In circumstances where the gut is functional, enteral nutrition should be used. Enteral nutrition may be important in maintaining gut barrier function, demonstrated to be of critical importance in laboratory models. Enteral nutrition is administered by mouth if possible (as high-energy nutritional supplements), but may also be delivered by a fine-bore feeding tube introduced under fluoroscopic control or using an endoscope. Fine tubes can also be placed into the jejunum at surgery and feeding can begin in the recovery room after the operation is complete. If prolonged enteral feeding is anticipated, a gastrostomy should be created, usually via the percutaneous endoscopic route.

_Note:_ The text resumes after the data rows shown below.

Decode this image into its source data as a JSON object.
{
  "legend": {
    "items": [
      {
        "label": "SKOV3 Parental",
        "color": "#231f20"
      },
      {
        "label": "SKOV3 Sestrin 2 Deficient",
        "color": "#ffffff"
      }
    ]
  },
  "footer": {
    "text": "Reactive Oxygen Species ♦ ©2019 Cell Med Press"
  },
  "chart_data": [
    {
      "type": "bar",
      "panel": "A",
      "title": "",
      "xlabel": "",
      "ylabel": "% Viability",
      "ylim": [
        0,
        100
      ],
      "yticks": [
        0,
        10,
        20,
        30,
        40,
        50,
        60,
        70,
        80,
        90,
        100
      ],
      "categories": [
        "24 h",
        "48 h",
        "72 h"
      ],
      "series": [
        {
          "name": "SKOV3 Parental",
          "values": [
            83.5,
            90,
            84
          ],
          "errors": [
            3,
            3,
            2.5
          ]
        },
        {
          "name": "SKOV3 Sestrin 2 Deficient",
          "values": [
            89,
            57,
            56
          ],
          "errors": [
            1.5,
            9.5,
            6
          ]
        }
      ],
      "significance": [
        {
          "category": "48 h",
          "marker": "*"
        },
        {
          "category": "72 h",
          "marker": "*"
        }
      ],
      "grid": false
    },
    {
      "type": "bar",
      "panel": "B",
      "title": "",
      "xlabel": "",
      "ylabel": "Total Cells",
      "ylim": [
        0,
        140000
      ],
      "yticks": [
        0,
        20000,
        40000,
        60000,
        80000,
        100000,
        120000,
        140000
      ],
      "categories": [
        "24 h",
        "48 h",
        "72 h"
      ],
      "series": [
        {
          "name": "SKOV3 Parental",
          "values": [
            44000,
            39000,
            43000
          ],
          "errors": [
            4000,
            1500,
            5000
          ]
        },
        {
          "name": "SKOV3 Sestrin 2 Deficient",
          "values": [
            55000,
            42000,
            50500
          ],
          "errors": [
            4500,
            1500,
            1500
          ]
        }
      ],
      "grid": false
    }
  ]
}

Metabolic response modification
Although provision of adequate nutrition to patients, both pre-operatively and post-operatively, has been of immense benefit, it has proven difficult for the injured patient to gain nitrogen. Several advances in the past few years have made this goal achievable and there have been important improvements in patient recovery.
With the recognition of the importance of glutamine, several studies have demonstrated that it is beneficial to include this amino acid in solutions administered to patients. Other amino acids have important roles in particular states, such as liver and renal failure. The role of growth hormone may be shown to be important in the future, and recently its usefulness in enabling patients to become anabolic earlier has been demonstrated. Anticytokine therapy awaits a better understanding of cytokine biology, and single-agent trials have so far been disappointing. This probably relates to the complexity of cytokine production and function, and the sites of action of cytokines in injury and sepsis.

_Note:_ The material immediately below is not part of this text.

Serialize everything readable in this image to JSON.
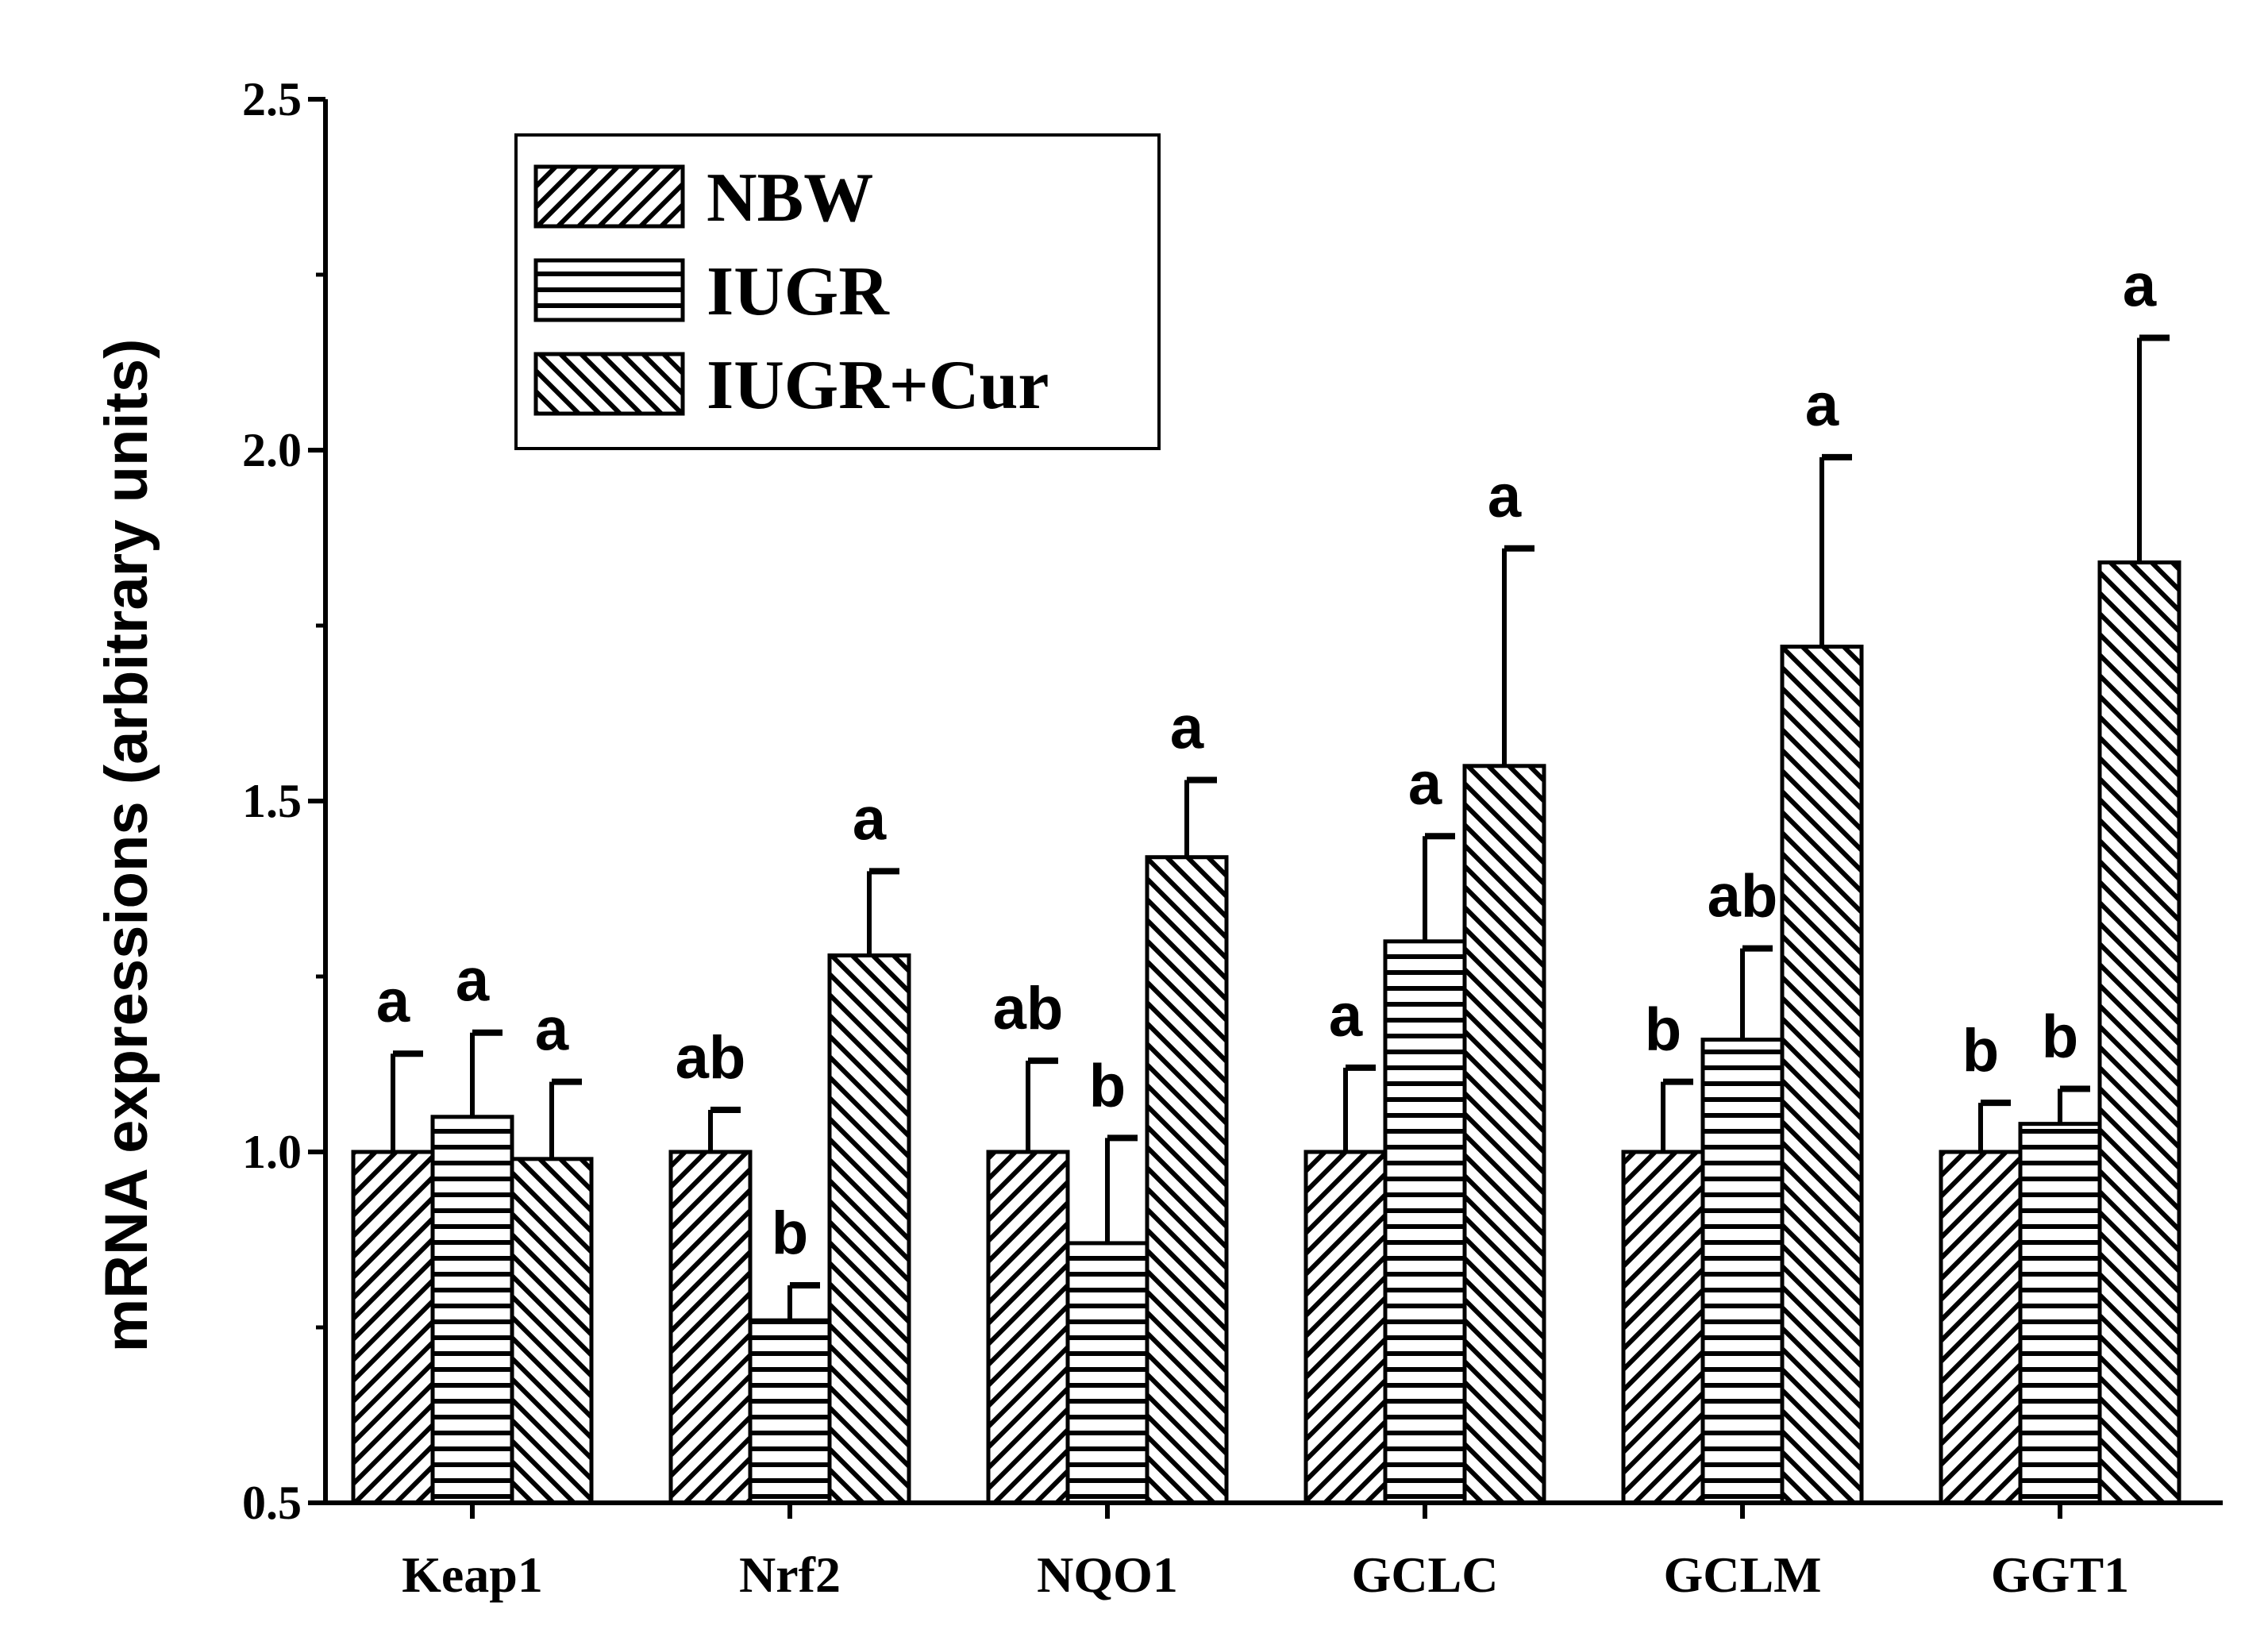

Several recent studies from Europe have shown that specialised immune-enhancing formulas improve immune function, modulate cytokine production, decrease wound infections, and improve patient recovery in patients undergoing major surgery.
Epidural anaesthesia blocks much of the early stress response to surgery and this has been postulated to be of critical importance in slowing protein loss. What may be of more importance is the mobility that epidural anaesthesia permits the surgical patient in the immediate post-operative period and the ability of the epidural block to limit post-operative ileus.

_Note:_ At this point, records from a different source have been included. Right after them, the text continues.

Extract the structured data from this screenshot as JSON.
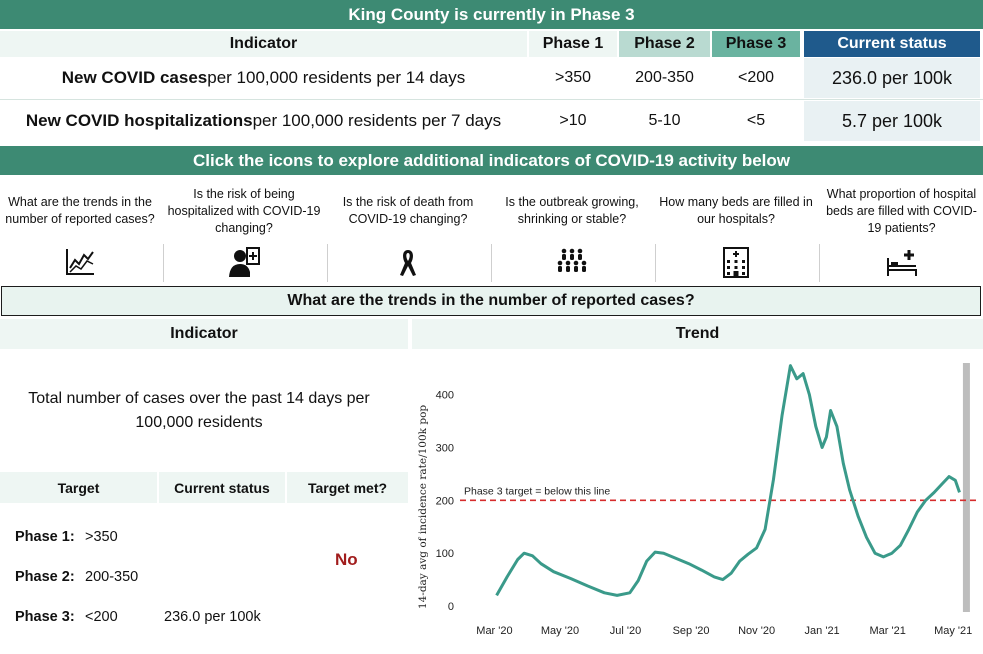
{
  "top_banner": "King County is currently in Phase 3",
  "table": {
    "headers": [
      "Indicator",
      "Phase 1",
      "Phase 2",
      "Phase 3",
      "Current status"
    ],
    "rows": [
      {
        "bold": "New COVID cases",
        "rest": " per 100,000 residents per 14 days",
        "p1": ">350",
        "p2": "200-350",
        "p3": "<200",
        "current": "236.0 per 100k"
      },
      {
        "bold": "New COVID hospitalizations",
        "rest": " per 100,000 residents per 7 days",
        "p1": ">10",
        "p2": "5-10",
        "p3": "<5",
        "current": "5.7 per 100k"
      }
    ]
  },
  "mid_banner": "Click the icons to explore additional indicators of COVID-19 activity below",
  "icon_questions": [
    {
      "text": "What are the trends in the number of reported cases?",
      "icon": "trend-chart-icon"
    },
    {
      "text": "Is the risk of being hospitalized with COVID-19 changing?",
      "icon": "patient-icon"
    },
    {
      "text": "Is the risk of death from COVID-19 changing?",
      "icon": "ribbon-icon"
    },
    {
      "text": "Is the outbreak growing, shrinking or stable?",
      "icon": "people-group-icon"
    },
    {
      "text": "How many beds are filled in our hospitals?",
      "icon": "hospital-building-icon"
    },
    {
      "text": "What proportion of hospital beds are filled with COVID-19 patients?",
      "icon": "hospital-bed-icon"
    }
  ],
  "trend_section_title": "What are the trends in the number of reported cases?",
  "left": {
    "header": "Indicator",
    "description": "Total number of cases over the past 14 days per 100,000 residents",
    "target_headers": [
      "Target",
      "Current status",
      "Target met?"
    ],
    "phases": [
      {
        "label": "Phase 1:",
        "value": ">350"
      },
      {
        "label": "Phase 2:",
        "value": "200-350"
      },
      {
        "label": "Phase 3:",
        "value": "<200"
      }
    ],
    "current_status": "236.0 per 100k",
    "target_met": "No"
  },
  "right": {
    "header": "Trend"
  },
  "colors": {
    "banner": "#3d8a73",
    "current_header": "#1f5a8c",
    "line": "#3a9a8a",
    "target_line": "#d62c2c",
    "met_no": "#a11c1c"
  },
  "chart_data": {
    "type": "line",
    "ylabel": "14-day avg of incidence rate/100k pop",
    "ylim": [
      0,
      460
    ],
    "yticks": [
      0,
      100,
      200,
      300,
      400
    ],
    "xticks": [
      "Mar '20",
      "May '20",
      "Jul '20",
      "Sep '20",
      "Nov '20",
      "Jan '21",
      "Mar '21",
      "May '21"
    ],
    "threshold": {
      "value": 200,
      "label": "Phase 3 target =  below this line"
    },
    "shaded_x": 7.2,
    "series": [
      {
        "points": [
          [
            0.25,
            20
          ],
          [
            0.5,
            55
          ],
          [
            0.75,
            88
          ],
          [
            0.9,
            100
          ],
          [
            1.1,
            95
          ],
          [
            1.3,
            80
          ],
          [
            1.6,
            65
          ],
          [
            2.0,
            52
          ],
          [
            2.4,
            38
          ],
          [
            2.8,
            25
          ],
          [
            3.1,
            20
          ],
          [
            3.4,
            25
          ],
          [
            3.6,
            48
          ],
          [
            3.8,
            85
          ],
          [
            4.0,
            102
          ],
          [
            4.2,
            100
          ],
          [
            4.5,
            90
          ],
          [
            4.8,
            80
          ],
          [
            5.1,
            68
          ],
          [
            5.4,
            55
          ],
          [
            5.6,
            50
          ],
          [
            5.8,
            62
          ],
          [
            6.0,
            85
          ],
          [
            6.2,
            98
          ],
          [
            6.4,
            110
          ],
          [
            6.6,
            145
          ],
          [
            6.8,
            240
          ],
          [
            7.0,
            360
          ],
          [
            7.2,
            455
          ],
          [
            7.35,
            430
          ],
          [
            7.5,
            440
          ],
          [
            7.65,
            400
          ],
          [
            7.8,
            340
          ],
          [
            7.95,
            300
          ],
          [
            8.05,
            320
          ],
          [
            8.15,
            370
          ],
          [
            8.3,
            340
          ],
          [
            8.45,
            270
          ],
          [
            8.6,
            220
          ],
          [
            8.8,
            170
          ],
          [
            9.0,
            130
          ],
          [
            9.2,
            100
          ],
          [
            9.4,
            93
          ],
          [
            9.6,
            100
          ],
          [
            9.8,
            115
          ],
          [
            10.0,
            145
          ],
          [
            10.2,
            178
          ],
          [
            10.4,
            200
          ],
          [
            10.6,
            215
          ],
          [
            10.8,
            232
          ],
          [
            10.95,
            245
          ],
          [
            11.1,
            238
          ],
          [
            11.2,
            215
          ]
        ]
      }
    ]
  }
}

Non-steroidal anti-inflammatory drugs (NSAID) may be important in preventing arachidonic acid mediated tissue damage, as may nitric oxide inhibition and antioxidants in limiting free oxygen radical damage. These await further evaluation in clinically relevant models.
The current trend toward minimally invasive surgical interventions has led, in many cases, to early recovery from surgery and faster return to work. When these techniques are combined with other modulators, the improvements in post-operative outcome are likely to be quite profound.
Results of nutritional intervention
Short-term pre-operative nutritional intervention in severely compromised patients decreases postoperative complications. The effect is not nearly as apparent in patients with mild to moderate malnutrition. Post-operative nutritional support is one of the most important developments in modern surgery and has allowed surgeons much greater leeway in the management of surgical complications such as fistulas and bowel obstruction.
Recent work has demonstrated that outcome is improved by growth hormone, glutamine-enriched nutrition and epidural anaesthesia. Growth hormone improves post-operative fatigue, and enhances recovery in children with burns. Similarly, minimally invasive surgery results in a faster recovery from surgery and a marked improvement in post-operative fatigue.In combination, minimally invasive surgery, early mobilisation, NSAID, epidural anaesthesia and early enteral feeding produce dramatic post-operative recovery and return to useful activity.